Employees may not have much of a choice in several years, however. Though Obamacare’s employer mandate is has been delayed for all companies until 2015 and for mid-sized companies until 2016 amid pushback from businesses predicting job losses, if the mandate does go into action employees should expect wage cuts, at least.

“Rising medical costs have prompted employers to shift a larger share of health care costs to workers, many of whom are already feeling financially stressed from the recession and benefit cutbacks,” said David Speir, a senior consultant at Towers Watson. “While employees rely on and value their health care benefits, they are clearly not happy about their health care costs.”

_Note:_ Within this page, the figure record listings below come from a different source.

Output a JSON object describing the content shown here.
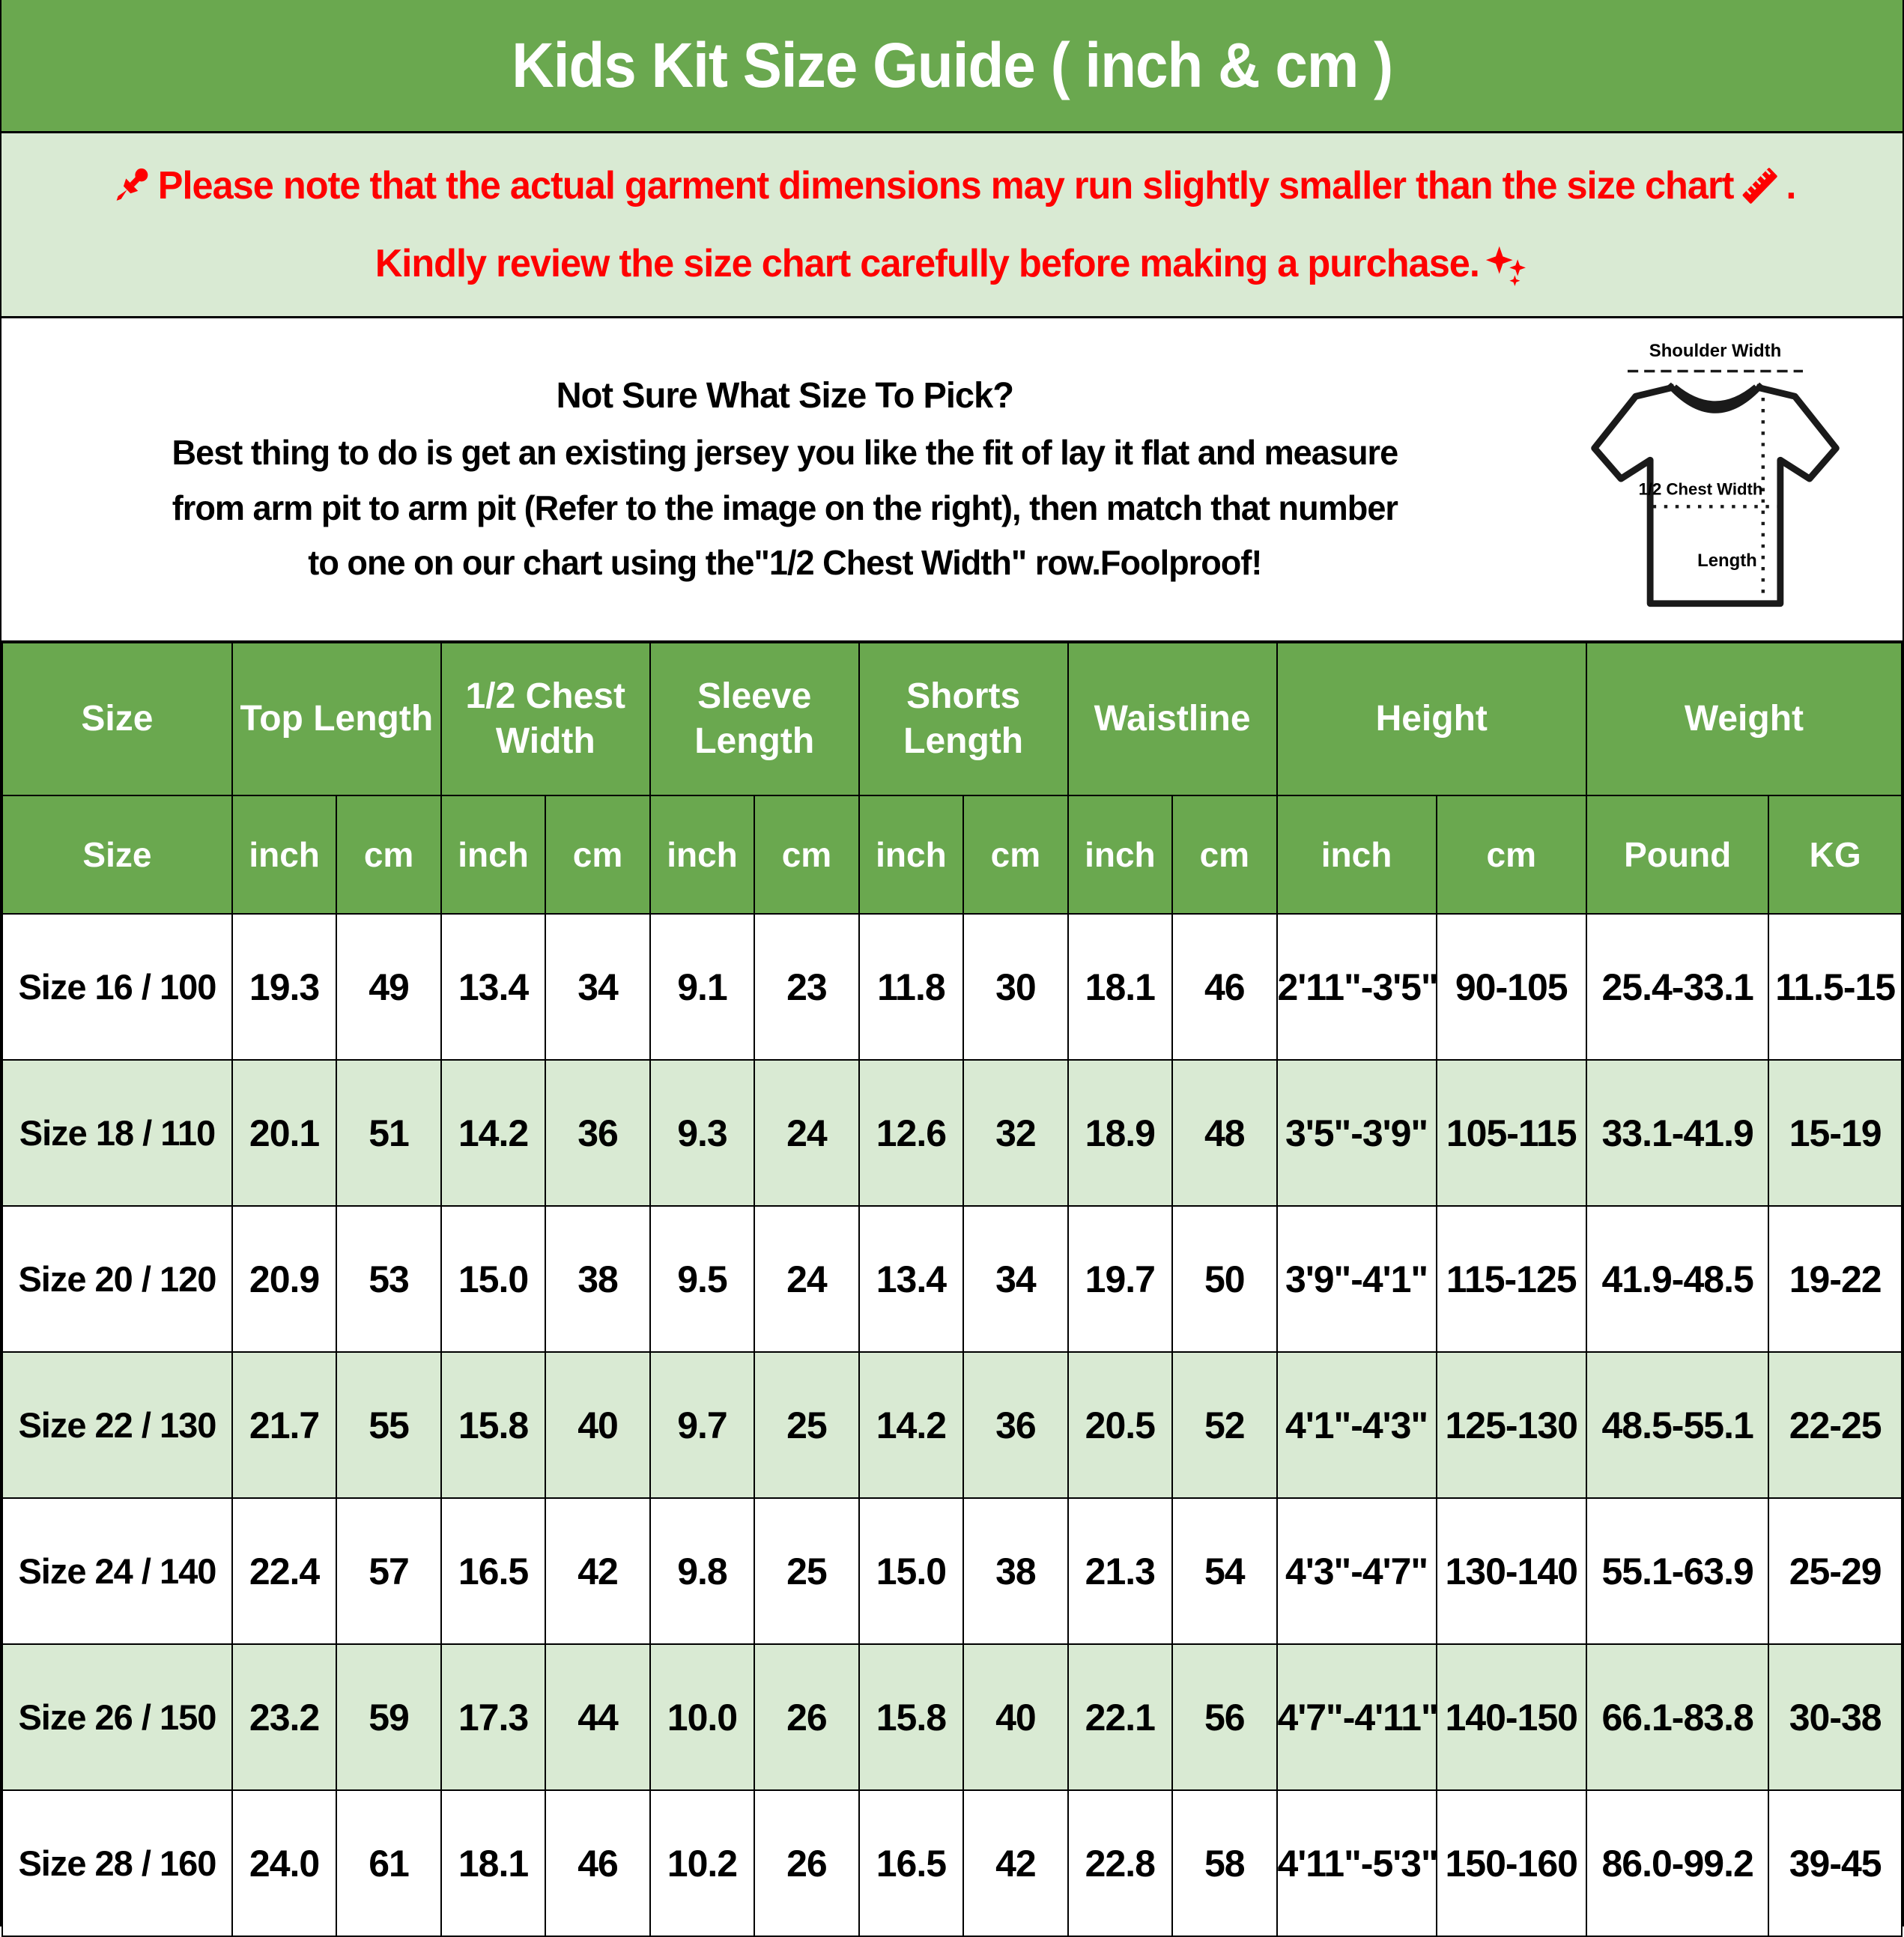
{
  "header": {
    "title": "Kids Kit Size Guide ( inch & cm )"
  },
  "colors": {
    "header_green": "#6aa84f",
    "light_green": "#d9ead3",
    "notice_red": "#fe0000"
  },
  "notice": {
    "pin_icon": "pushpin-icon",
    "line1": "Please note that the actual garment dimensions may run slightly smaller than the size chart",
    "ruler_icon": "ruler-icon",
    "line1_end": ".",
    "line2": "Kindly review the size chart carefully before making a purchase.",
    "sparkle_icon": "sparkles-icon"
  },
  "info": {
    "heading": "Not Sure What Size To Pick?",
    "line1": "Best thing to do is get an existing jersey you like the fit of lay it flat and measure",
    "line2": "from arm pit to arm pit (Refer to the image on the right), then match that number",
    "line3": "to one on our chart using the\"1/2 Chest Width\" row.Foolproof!"
  },
  "diagram": {
    "shoulder_label": "Shoulder Width",
    "chest_label": "1/2 Chest Width",
    "length_label": "Length"
  },
  "table": {
    "groups": [
      {
        "label": "Size"
      },
      {
        "label": "Top Length"
      },
      {
        "label": "1/2 Chest Width"
      },
      {
        "label": "Sleeve Length"
      },
      {
        "label": "Shorts Length"
      },
      {
        "label": "Waistline"
      },
      {
        "label": "Height"
      },
      {
        "label": "Weight"
      }
    ],
    "subheaders": [
      "Size",
      "inch",
      "cm",
      "inch",
      "cm",
      "inch",
      "cm",
      "inch",
      "cm",
      "inch",
      "cm",
      "inch",
      "cm",
      "Pound",
      "KG"
    ],
    "rows": [
      [
        "Size 16 / 100",
        "19.3",
        "49",
        "13.4",
        "34",
        "9.1",
        "23",
        "11.8",
        "30",
        "18.1",
        "46",
        "2'11\"-3'5\"",
        "90-105",
        "25.4-33.1",
        "11.5-15"
      ],
      [
        "Size 18 / 110",
        "20.1",
        "51",
        "14.2",
        "36",
        "9.3",
        "24",
        "12.6",
        "32",
        "18.9",
        "48",
        "3'5\"-3'9\"",
        "105-115",
        "33.1-41.9",
        "15-19"
      ],
      [
        "Size 20 / 120",
        "20.9",
        "53",
        "15.0",
        "38",
        "9.5",
        "24",
        "13.4",
        "34",
        "19.7",
        "50",
        "3'9\"-4'1\"",
        "115-125",
        "41.9-48.5",
        "19-22"
      ],
      [
        "Size 22 / 130",
        "21.7",
        "55",
        "15.8",
        "40",
        "9.7",
        "25",
        "14.2",
        "36",
        "20.5",
        "52",
        "4'1\"-4'3\"",
        "125-130",
        "48.5-55.1",
        "22-25"
      ],
      [
        "Size 24 / 140",
        "22.4",
        "57",
        "16.5",
        "42",
        "9.8",
        "25",
        "15.0",
        "38",
        "21.3",
        "54",
        "4'3\"-4'7\"",
        "130-140",
        "55.1-63.9",
        "25-29"
      ],
      [
        "Size 26 / 150",
        "23.2",
        "59",
        "17.3",
        "44",
        "10.0",
        "26",
        "15.8",
        "40",
        "22.1",
        "56",
        "4'7\"-4'11\"",
        "140-150",
        "66.1-83.8",
        "30-38"
      ],
      [
        "Size 28 / 160",
        "24.0",
        "61",
        "18.1",
        "46",
        "10.2",
        "26",
        "16.5",
        "42",
        "22.8",
        "58",
        "4'11\"-5'3\"",
        "150-160",
        "86.0-99.2",
        "39-45"
      ]
    ]
  },
  "chart_data": {
    "type": "table",
    "title": "Kids Kit Size Guide ( inch & cm )",
    "columns": [
      "Size",
      "Top Length inch",
      "Top Length cm",
      "1/2 Chest Width inch",
      "1/2 Chest Width cm",
      "Sleeve Length inch",
      "Sleeve Length cm",
      "Shorts Length inch",
      "Shorts Length cm",
      "Waistline inch",
      "Waistline cm",
      "Height inch",
      "Height cm",
      "Weight Pound",
      "Weight KG"
    ],
    "rows": [
      [
        "Size 16 / 100",
        "19.3",
        "49",
        "13.4",
        "34",
        "9.1",
        "23",
        "11.8",
        "30",
        "18.1",
        "46",
        "2'11\"-3'5\"",
        "90-105",
        "25.4-33.1",
        "11.5-15"
      ],
      [
        "Size 18 / 110",
        "20.1",
        "51",
        "14.2",
        "36",
        "9.3",
        "24",
        "12.6",
        "32",
        "18.9",
        "48",
        "3'5\"-3'9\"",
        "105-115",
        "33.1-41.9",
        "15-19"
      ],
      [
        "Size 20 / 120",
        "20.9",
        "53",
        "15.0",
        "38",
        "9.5",
        "24",
        "13.4",
        "34",
        "19.7",
        "50",
        "3'9\"-4'1\"",
        "115-125",
        "41.9-48.5",
        "19-22"
      ],
      [
        "Size 22 / 130",
        "21.7",
        "55",
        "15.8",
        "40",
        "9.7",
        "25",
        "14.2",
        "36",
        "20.5",
        "52",
        "4'1\"-4'3\"",
        "125-130",
        "48.5-55.1",
        "22-25"
      ],
      [
        "Size 24 / 140",
        "22.4",
        "57",
        "16.5",
        "42",
        "9.8",
        "25",
        "15.0",
        "38",
        "21.3",
        "54",
        "4'3\"-4'7\"",
        "130-140",
        "55.1-63.9",
        "25-29"
      ],
      [
        "Size 26 / 150",
        "23.2",
        "59",
        "17.3",
        "44",
        "10.0",
        "26",
        "15.8",
        "40",
        "22.1",
        "56",
        "4'7\"-4'11\"",
        "140-150",
        "66.1-83.8",
        "30-38"
      ],
      [
        "Size 28 / 160",
        "24.0",
        "61",
        "18.1",
        "46",
        "10.2",
        "26",
        "16.5",
        "42",
        "22.8",
        "58",
        "4'11\"-5'3\"",
        "150-160",
        "86.0-99.2",
        "39-45"
      ]
    ]
  }
}
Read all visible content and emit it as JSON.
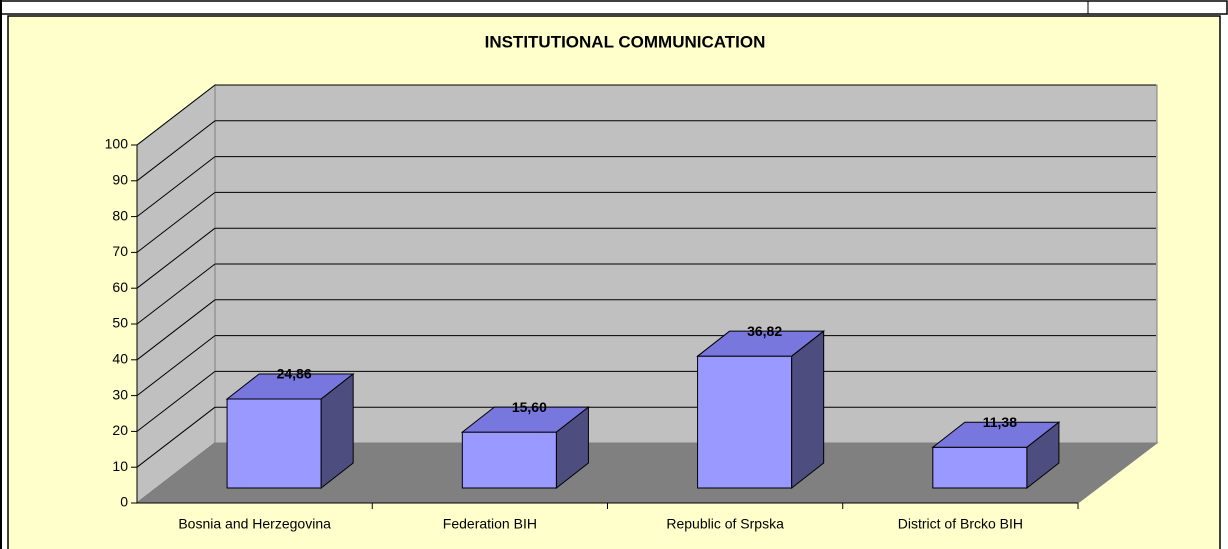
{
  "chart_data": {
    "type": "bar3d",
    "title": "INSTITUTIONAL COMMUNICATION",
    "categories": [
      "Bosnia and Herzegovina",
      "Federation BIH",
      "Republic of Srpska",
      "District of Brcko BIH"
    ],
    "values": [
      24.86,
      15.6,
      36.82,
      11.38
    ],
    "value_labels": [
      "24,86",
      "15,60",
      "36,82",
      "11,38"
    ],
    "color": "#9999ff",
    "ylim": [
      0,
      100
    ],
    "yticks": [
      0,
      10,
      20,
      30,
      40,
      50,
      60,
      70,
      80,
      90,
      100
    ],
    "grid": true
  }
}
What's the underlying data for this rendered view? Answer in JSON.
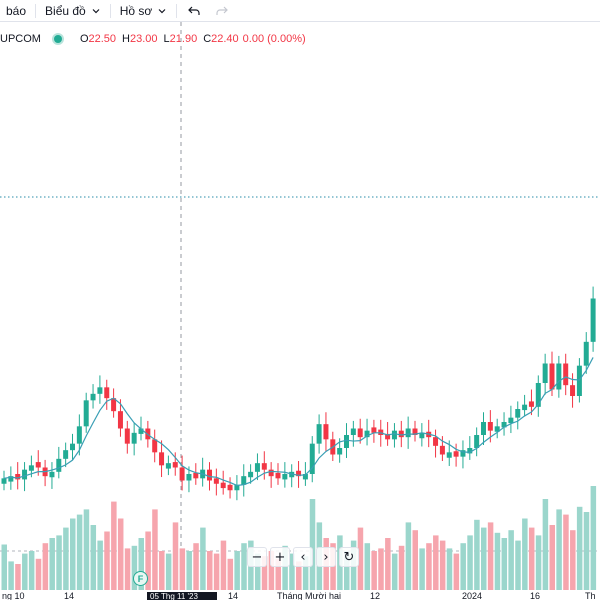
{
  "toolbar": {
    "alert_label": "báo",
    "chart_label": "Biểu đồ",
    "profile_label": "Hồ sơ"
  },
  "legend": {
    "symbol": "UPCOM",
    "open_key": "O",
    "open": "22.50",
    "high_key": "H",
    "high": "23.00",
    "low_key": "L",
    "low": "21.90",
    "close_key": "C",
    "close": "22.40",
    "change": "0.00 (0.00%)"
  },
  "controls": {
    "zoom_out": "−",
    "zoom_in": "+",
    "scroll_left": "‹",
    "scroll_right": "›",
    "reset": "↻"
  },
  "xaxis": {
    "ticks": [
      "ng 10",
      "14",
      "14",
      "Tháng Mười hai",
      "12",
      "2024",
      "16",
      "Th"
    ],
    "crosshair_label": "05 Thg 11 '23",
    "event_badge": "F"
  },
  "colors": {
    "up": "#22ab94",
    "down": "#f23645",
    "up_volume": "#9bd6cc",
    "down_volume": "#f6a5ad",
    "ma_line": "#3a9fb5",
    "accent": "#2962ff"
  },
  "chart_data": {
    "type": "candlestick",
    "price_range": [
      20.5,
      31.5
    ],
    "close_series": [
      22.0,
      22.1,
      21.95,
      22.4,
      22.6,
      22.5,
      22.1,
      22.3,
      22.9,
      23.3,
      23.6,
      24.4,
      25.6,
      25.9,
      26.2,
      25.7,
      25.1,
      24.3,
      23.6,
      24.1,
      24.3,
      23.8,
      23.2,
      22.6,
      22.7,
      22.5,
      21.9,
      22.2,
      22.0,
      22.4,
      21.9,
      21.75,
      21.55,
      21.45,
      21.7,
      22.1,
      22.3,
      22.7,
      22.4,
      22.1,
      22.0,
      22.2,
      22.3,
      22.1,
      22.2,
      23.6,
      24.5,
      23.8,
      23.1,
      23.4,
      24.0,
      24.3,
      23.9,
      24.2,
      24.1,
      24.0,
      23.8,
      24.2,
      23.9,
      24.3,
      24.0,
      24.1,
      23.9,
      23.5,
      23.1,
      23.2,
      23.0,
      23.3,
      23.4,
      24.0,
      24.6,
      24.2,
      24.4,
      24.6,
      24.8,
      25.2,
      25.4,
      25.3,
      26.4,
      27.3,
      26.1,
      27.3,
      26.3,
      25.8,
      27.2,
      28.3,
      30.3
    ],
    "up_down": [
      "u",
      "u",
      "d",
      "u",
      "u",
      "d",
      "d",
      "u",
      "u",
      "u",
      "u",
      "u",
      "u",
      "u",
      "u",
      "d",
      "d",
      "d",
      "d",
      "u",
      "u",
      "d",
      "d",
      "d",
      "u",
      "d",
      "d",
      "u",
      "d",
      "u",
      "d",
      "d",
      "d",
      "d",
      "u",
      "u",
      "u",
      "u",
      "d",
      "d",
      "d",
      "u",
      "u",
      "d",
      "u",
      "u",
      "u",
      "d",
      "d",
      "u",
      "u",
      "u",
      "d",
      "u",
      "d",
      "d",
      "d",
      "u",
      "d",
      "u",
      "d",
      "u",
      "d",
      "d",
      "d",
      "u",
      "d",
      "u",
      "u",
      "u",
      "u",
      "d",
      "u",
      "u",
      "u",
      "u",
      "u",
      "d",
      "u",
      "u",
      "d",
      "u",
      "d",
      "d",
      "u",
      "u",
      "u"
    ],
    "volume": [
      35,
      22,
      20,
      28,
      30,
      24,
      36,
      40,
      42,
      48,
      55,
      58,
      62,
      50,
      38,
      45,
      68,
      55,
      32,
      34,
      40,
      45,
      62,
      30,
      28,
      52,
      32,
      30,
      36,
      48,
      30,
      28,
      38,
      24,
      30,
      36,
      38,
      28,
      26,
      30,
      24,
      34,
      28,
      22,
      26,
      70,
      52,
      40,
      36,
      42,
      30,
      38,
      48,
      36,
      30,
      32,
      40,
      28,
      34,
      52,
      46,
      32,
      36,
      42,
      38,
      32,
      28,
      36,
      42,
      54,
      48,
      52,
      44,
      40,
      46,
      38,
      55,
      48,
      42,
      70,
      50,
      62,
      58,
      46,
      64,
      60,
      80
    ],
    "volume_down": [
      "u",
      "u",
      "d",
      "u",
      "u",
      "d",
      "d",
      "u",
      "u",
      "u",
      "u",
      "u",
      "u",
      "u",
      "u",
      "d",
      "d",
      "d",
      "d",
      "u",
      "u",
      "d",
      "d",
      "d",
      "u",
      "d",
      "d",
      "u",
      "d",
      "u",
      "d",
      "d",
      "d",
      "d",
      "u",
      "u",
      "u",
      "u",
      "d",
      "d",
      "d",
      "u",
      "u",
      "d",
      "u",
      "u",
      "u",
      "d",
      "d",
      "u",
      "u",
      "u",
      "d",
      "u",
      "d",
      "d",
      "d",
      "u",
      "d",
      "u",
      "d",
      "u",
      "d",
      "d",
      "d",
      "u",
      "d",
      "u",
      "u",
      "u",
      "u",
      "d",
      "u",
      "u",
      "u",
      "u",
      "u",
      "d",
      "u",
      "u",
      "d",
      "u",
      "d",
      "d",
      "u",
      "u",
      "u"
    ]
  }
}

Towers Watson’s results are valid through 2013, before most Obamacare regulations became active. Now that most portions of the health care law are in action, the cost of health care is escalating for both employers and employees.

A Monday survey of health care benefits managers from PlanSource found 60 percent of health care benefits managers expect Obamacare to hike employers’ health care costs even further. (RELATED: Survey: 60 Percent Of Health Care Benefits Managers Expect Obamacare To Increase Costs)

Employers are being required to provide more employees with more inclusive health care plans due to Obamacare regulations mandating minimum essential health benefits. But at the same time, medical companies and insurers are being hit with billions in taxes to pay for the costly health care law.

The cost crunch is forcing many insurers to create much narrower networks of medical providers covered by their health care plans, potentially contributing to workers’ perception of lower-quality health care benefits.

Meanwhile, insurance premiums are rising at the sharpest level seen in years.

Now many workers have shifted their focus to retirement benefits instead. Workers’ willingness to sacrifice more for health care may have fallen in the past several years, but a 62 percent majority of those surveyed would give up pay for a new guaranteed retirement benefits.